NMC Bill clears test in Rajya Sabha, doctors step up stir

The Asian Age.

India, All India

The bill was passed by a voice vote, amid a walkout by the AIADMK.

Doctors and medical students take part in a procession in protest against the National Medical Commission Bill, near AIIMS, in New Delhi, Thursday. (Photo: PTI)

New Delhi: The Rajya Sabha on Thursday passed the National Medical Council Bill. The Bill, which was cleared by the Lok Sabha on July 29, proposes to replace the corruption-plagued 63-year-old Medical Council of India (MCI) with a new body in what was described by the government as one of the biggest reforms in medical education in the country. The Bill also seeks to annul the Indian Medical Council Act 1956 in the wake of allegations of corruption against the MCI and address the shortcomings in the process of regulating medical colleges in the country. The bill was passed by a voice vote, amid a walkout by the AIADMK.
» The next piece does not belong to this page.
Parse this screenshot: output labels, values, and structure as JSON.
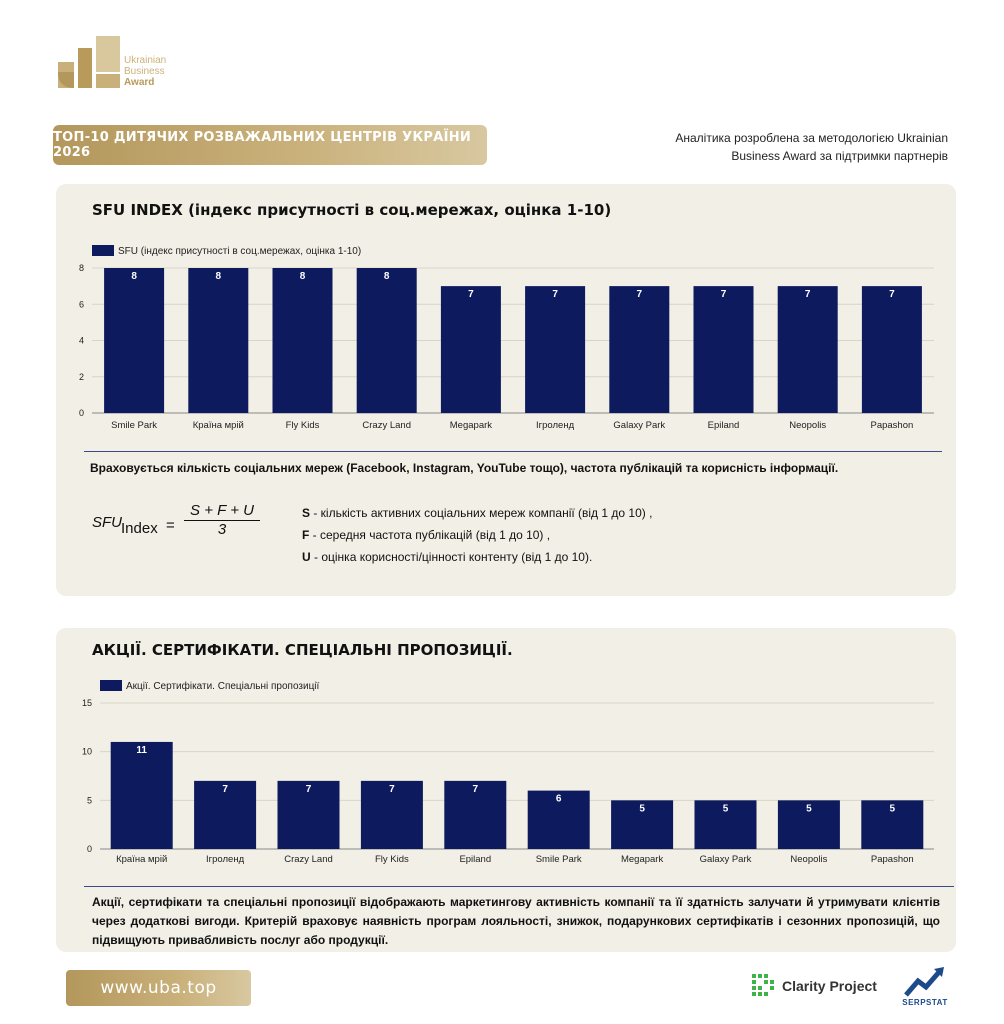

Health minister Harsh Vardhan, speaking on the Bill, said the NEET is already an institutionalised body that conducts examinations in 13 languages.“Once the NMC Bill is approved, exit examinations will be implemented in the next three years,” Mr Vardhan said.

Outside Parliament, the IMA has warned the government that protests against the bill will be intensified. Doctors’ bodies termed the bill “anti-poor” and “anti-student”.

Healthcare services at government hospitals, including All-India Institutes of Medical Sciences, Safdarjung and RML in Delhi, are likely to be severely hit with resident doctors deciding to withdraw all kind of services, including that of emergency department, on August 1.

The Bill also has a provision for making national standards in medical education uniform by proposing that the final year MBBS exam be treated as an entrance test for PG and a screening test for students who graduate in medicine from foreign countries. This exam, called the National Exit Test, would ensure that the proposed National Medical Commission moves away from a system of repeated inspections of infrastructure and focuses on outcomes rather than processes, the minister added.